McArthur löst das auf die cleverste mögliche Weise, indem er Claggart aus der Fassung geraten, unberechenbar und verschlagen anlegt – aber es besteht kein Zweifel: Er hätte eine deutlich bessere Leistung zeigen können, wäre er vom Regisseur nicht gefesselt worden, indem man ihm seine zentrale Motivation entzieht. Tatsächlich findet sich die beste, kraftvollste Szene der Inszenierung in dem Moment, in dem Claggart Billys Schlafraum betritt und seinem nackt schlafenden Körper langsam das bedeckende Laken wegzieht – ob die Triebfeder unerfüllte Lust oder Gewalt ist, bleibt verführerisch unklar. McArthur setzt dem einen schlicht hypnotisierenden, hochpoetischen Monolog nach, der spannungsgeladen, unheimlich und perfekt gesetzt ist. Dieser Augenblick macht völlig deutlich, welch starke Darstellung dem Publikum ansonsten vorenthalten wird.

Ebenfalls gegen alle Widerstände gibt es ausgezeichnete Arbeit von Ian Batchelor, der den Matrosen Jenkins spielt – Freund und Beschützer Billys sowie Claggarts Feind –, und von Joel Gorf, der als Matrose Pavel hervorragend ist und sein eigenes Interesse an Billy zurückstellt, um als ein weiterer seiner Wächter zu agieren.

In der enorm komplexen Rolle von Captain Vere ist Luke Courtier fehlbesetzt (zu jung angesichts von Claggarts Alter), und obwohl er das für Veres Psychologie entscheidende Gefühl von Standesbewusstsein und Anspruch gut einfängt, verwehrt ihm die Regie all die anderen Texturen und Schichten, die eigentlich sichtbar sein müssten. Niemand – auch Vere nicht – versteht, warum er Billys Schicksal besiegelt. (Es ist ehrlich gesagt ziemlich schwer zu verstehen, warum Batchelor nicht tatsächlich Vere gespielt hat.)
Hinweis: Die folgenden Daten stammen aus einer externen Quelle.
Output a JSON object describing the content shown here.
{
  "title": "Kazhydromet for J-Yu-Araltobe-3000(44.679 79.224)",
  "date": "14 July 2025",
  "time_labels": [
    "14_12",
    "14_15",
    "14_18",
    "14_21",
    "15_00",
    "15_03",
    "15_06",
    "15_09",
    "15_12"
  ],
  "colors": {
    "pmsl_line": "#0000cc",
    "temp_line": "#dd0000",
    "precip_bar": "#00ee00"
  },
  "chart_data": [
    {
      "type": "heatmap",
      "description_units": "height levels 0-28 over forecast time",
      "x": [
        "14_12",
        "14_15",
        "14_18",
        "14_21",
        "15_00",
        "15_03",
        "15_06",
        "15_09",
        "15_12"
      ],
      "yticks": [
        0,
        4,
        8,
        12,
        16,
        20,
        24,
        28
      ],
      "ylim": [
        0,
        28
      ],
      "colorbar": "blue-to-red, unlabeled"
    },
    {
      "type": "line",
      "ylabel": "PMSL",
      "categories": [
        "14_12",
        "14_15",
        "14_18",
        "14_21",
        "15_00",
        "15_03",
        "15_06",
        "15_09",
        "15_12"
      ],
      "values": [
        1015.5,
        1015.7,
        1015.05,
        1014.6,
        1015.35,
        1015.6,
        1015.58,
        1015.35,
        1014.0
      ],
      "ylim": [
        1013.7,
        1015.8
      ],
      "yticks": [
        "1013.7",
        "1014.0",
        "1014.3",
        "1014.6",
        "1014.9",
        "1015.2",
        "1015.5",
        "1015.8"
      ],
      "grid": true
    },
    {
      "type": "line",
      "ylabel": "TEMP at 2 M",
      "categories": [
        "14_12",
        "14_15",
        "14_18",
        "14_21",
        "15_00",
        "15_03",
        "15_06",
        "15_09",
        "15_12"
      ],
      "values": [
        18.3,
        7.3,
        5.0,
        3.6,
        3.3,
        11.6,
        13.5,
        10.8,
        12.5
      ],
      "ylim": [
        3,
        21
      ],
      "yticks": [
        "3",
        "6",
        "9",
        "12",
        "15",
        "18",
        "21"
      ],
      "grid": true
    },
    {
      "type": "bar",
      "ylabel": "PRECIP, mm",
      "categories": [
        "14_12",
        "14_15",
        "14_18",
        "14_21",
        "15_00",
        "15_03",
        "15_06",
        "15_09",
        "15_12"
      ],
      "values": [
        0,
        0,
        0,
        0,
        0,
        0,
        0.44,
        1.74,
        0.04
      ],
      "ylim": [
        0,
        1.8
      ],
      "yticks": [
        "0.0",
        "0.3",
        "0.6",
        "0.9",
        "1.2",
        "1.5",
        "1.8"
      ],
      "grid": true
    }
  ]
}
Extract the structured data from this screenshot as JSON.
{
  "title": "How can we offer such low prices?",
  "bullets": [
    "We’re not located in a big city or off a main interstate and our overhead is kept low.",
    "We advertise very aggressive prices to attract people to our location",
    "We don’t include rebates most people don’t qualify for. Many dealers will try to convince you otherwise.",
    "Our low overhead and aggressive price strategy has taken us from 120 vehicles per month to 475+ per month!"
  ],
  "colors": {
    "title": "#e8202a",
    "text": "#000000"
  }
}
Horcombe verwechselt Schreien und Metallklopfen mit gedanklicher Resonanz – und das wirkt sich auf das gesamte Ensemble aus. Leider liefert Nikolai Hart-Hansen ein wirksames, stimmungsvolles Bühnenbild, das für eine klaustrophobische Inszenierung von Melvilles Stoff perfekt wäre. In Horcombes Händen jedoch wirkt das Stück wie nichts weiter als ein schlecht durchdachtes Performance-Format, das jedem Schauspieler der Reihe nach seinen Moment zugesteht und vorführt (oder – bei zwei aus dem Ensemble – eben nicht vorführt), wozu er oder sie fähig ist (einschliesslich Singen und Tanzen). Doch für das Werk als Ganzes sowie die übergeordneten Themen und Konzepte gibt es kaum ein erkennbares Interesse.

Eine vertane Chance – zumal mit Archer und McArthur auf der Bühne.